Ils se frappèrent à la visière qui était double, et qui, malgré cela, eut peine à résister à une telle furie. Les coups se succèdent l’un après l’autre ; les bottes sont plus serrées que la grêle qui brise et dépouille les branches des arbres, et détruit la moisson désirée. Vous savez si Durandal et Balisarde coupent, et ce qu’elles valent en de telles mains.
Mais ils ne portent pas encore de coups dignes d’eux, tant l’un et l’autre se tiennent sur leurs gardes. C’est Mandricard qui fit la première blessure dont le brave Roger faillit recevoir la mort. D’un de ces grands coups, comme les chevaliers de ce temps savaient en porter, il fend en deux l’écu de son adversaire, lui ouvre la cuirasse, et son glaive cruel pénètre dans sa chair vive.
L’âpre coup glace le cœur dans la poitrine des assistants, dont la majeure partie, sinon tous, manifestaient leurs préférences et leur sympathie pour Roger. Et si la Fortune se prononçait selon le vœu de la majorité, Mandricard serait déjà mort ou prisonnier. C’est pourquoi le coup porté par lui fait frémir tout le camp.
Je crois qu’un ange dut intervenir pour sauver le chevalier de ce coup. Roger, plus terrible que jamais, riposte sur-le-champ. Il dirige son épée sur la tête de Mandricard ; mais l’extrême colère qu’il éprouve soudain le fait se presser tellement, que ce n’est pas sa faute si l’épée ne frappe point du tranchant.
Si Balisarde était retombée droit sur le casque d’Hector, c’est en vain qu’il eût été enchanté. Mandricard fut si étourdi sous le coup, qu’il laissa échapper les brides de sa main. Il inclina trois fois la tête, pendant que Bride-d’Or, que vous connaissez de nom, encore tout ennuyé d’avoir changé de maître, courait tout autour de la lice.
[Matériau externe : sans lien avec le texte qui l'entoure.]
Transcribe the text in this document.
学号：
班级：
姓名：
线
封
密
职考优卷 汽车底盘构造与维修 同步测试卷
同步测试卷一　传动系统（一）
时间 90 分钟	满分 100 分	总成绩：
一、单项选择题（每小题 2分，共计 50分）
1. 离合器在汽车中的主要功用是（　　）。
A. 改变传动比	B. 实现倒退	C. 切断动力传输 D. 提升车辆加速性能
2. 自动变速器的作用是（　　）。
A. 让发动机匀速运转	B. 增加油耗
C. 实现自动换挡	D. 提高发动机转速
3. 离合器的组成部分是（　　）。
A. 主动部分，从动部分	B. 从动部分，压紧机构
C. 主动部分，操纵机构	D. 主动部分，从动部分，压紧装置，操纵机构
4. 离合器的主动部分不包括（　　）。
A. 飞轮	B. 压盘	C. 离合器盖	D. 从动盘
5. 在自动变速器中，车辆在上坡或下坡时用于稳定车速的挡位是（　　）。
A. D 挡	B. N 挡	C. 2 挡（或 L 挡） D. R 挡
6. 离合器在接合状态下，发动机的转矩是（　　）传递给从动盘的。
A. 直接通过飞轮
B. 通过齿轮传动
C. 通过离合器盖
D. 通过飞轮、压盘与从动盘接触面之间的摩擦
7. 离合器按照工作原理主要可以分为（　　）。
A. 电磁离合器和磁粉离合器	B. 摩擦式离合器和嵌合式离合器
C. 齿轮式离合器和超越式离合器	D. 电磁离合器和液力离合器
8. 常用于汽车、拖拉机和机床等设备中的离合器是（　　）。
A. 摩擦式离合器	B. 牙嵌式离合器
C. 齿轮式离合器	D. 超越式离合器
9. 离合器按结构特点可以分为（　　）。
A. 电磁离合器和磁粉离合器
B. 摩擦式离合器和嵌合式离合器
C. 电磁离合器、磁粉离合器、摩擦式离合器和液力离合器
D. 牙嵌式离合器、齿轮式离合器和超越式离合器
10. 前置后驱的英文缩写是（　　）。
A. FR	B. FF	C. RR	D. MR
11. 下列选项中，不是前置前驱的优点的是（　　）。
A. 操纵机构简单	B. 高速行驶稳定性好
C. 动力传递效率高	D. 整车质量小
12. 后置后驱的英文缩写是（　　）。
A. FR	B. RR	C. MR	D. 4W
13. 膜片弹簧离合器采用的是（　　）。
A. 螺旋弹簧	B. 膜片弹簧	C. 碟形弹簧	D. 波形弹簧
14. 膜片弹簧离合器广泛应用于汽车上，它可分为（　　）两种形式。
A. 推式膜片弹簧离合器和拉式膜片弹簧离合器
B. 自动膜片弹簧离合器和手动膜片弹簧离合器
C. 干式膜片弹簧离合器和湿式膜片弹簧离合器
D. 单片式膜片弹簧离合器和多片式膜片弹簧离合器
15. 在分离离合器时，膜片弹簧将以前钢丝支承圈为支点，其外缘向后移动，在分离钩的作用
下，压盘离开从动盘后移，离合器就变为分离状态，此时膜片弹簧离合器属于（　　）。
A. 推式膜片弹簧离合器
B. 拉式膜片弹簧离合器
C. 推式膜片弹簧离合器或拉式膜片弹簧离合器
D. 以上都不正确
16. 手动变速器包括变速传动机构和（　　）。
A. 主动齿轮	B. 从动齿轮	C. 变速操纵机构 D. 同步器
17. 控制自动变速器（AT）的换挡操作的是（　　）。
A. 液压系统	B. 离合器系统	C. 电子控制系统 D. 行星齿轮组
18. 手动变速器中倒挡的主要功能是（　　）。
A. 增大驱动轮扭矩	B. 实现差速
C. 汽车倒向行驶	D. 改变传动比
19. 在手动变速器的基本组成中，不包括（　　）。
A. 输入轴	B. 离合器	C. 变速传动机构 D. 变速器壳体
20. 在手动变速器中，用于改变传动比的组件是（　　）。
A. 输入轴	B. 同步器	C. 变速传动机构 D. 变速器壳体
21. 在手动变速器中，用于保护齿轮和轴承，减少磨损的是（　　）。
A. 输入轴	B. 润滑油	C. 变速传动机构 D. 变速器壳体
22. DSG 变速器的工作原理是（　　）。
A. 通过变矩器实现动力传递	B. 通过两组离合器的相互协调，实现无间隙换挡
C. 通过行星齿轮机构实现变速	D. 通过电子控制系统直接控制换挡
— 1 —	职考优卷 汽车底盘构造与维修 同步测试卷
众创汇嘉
Le serpent foulé sous les pieds, ou le lion blessé, n’ont jamais éprouvé une colère, une fureur semblable à celle du Tartare, quand il revint de l’étourdissement où l’avait plongé ce coup d’épée. Sa force et sa vaillance croissent en raison de sa colère et de son orgueil. Il fait faire à Bride-d’Or un bond prodigieux, et revient sur Roger l’épée haute.
Il se lève sur ses étriers et dirige le coup sur le casque de son adversaire et vous croiriez cette fois qu’il va le fendre jusqu’à la poitrine. Mais Roger est plus agile que lui ; avant que le bras du Tartare soit redescendu pour frapper, il lui plonge son épée sous l’aisselle droite, s’ouvrant un passage à travers la cotte de mailles qui la protège.
Il retire Balisarde ruisselante d’un sang tiède et vermeil, amortissant ainsi le coup porté par Durandal. Cependant bien qu’il ait ployé la tête jusque sur la croupe de son cheval, la douleur lui fait froncer les sourcils, et s’il avait eu un casque de moins bonne trempe, il se serait souvenu à jamais de ce coup formidable.
Roger ne s’arrête pas ; il pousse son cheval, et frappe Mandricard au flanc droit. La finesse et la trempe de l’armure de ce dernier ne peuvent rien contre l’épée de Roger qui ne frappe point vainement et qui n’a pas besoin d’autre preuve pour montrer qu’elle est véritablement enchantée, puisque les cuirasses ni les cottes de mailles enchantées ne peuvent résister à ses coups.
Elle taille tout ce qu’elle touche et blesse au flanc le Tartare qui blasphème le ciel et frémit d’une colère telle, que la mer soulevée par la tempête est moins effrayante à voir. Il s’apprête à déployer toutes ses forces ; plein de dédain, il jette loin de lui l’écu sur lequel est peint l’oiseau blanc et saisit son glaive à deux mains.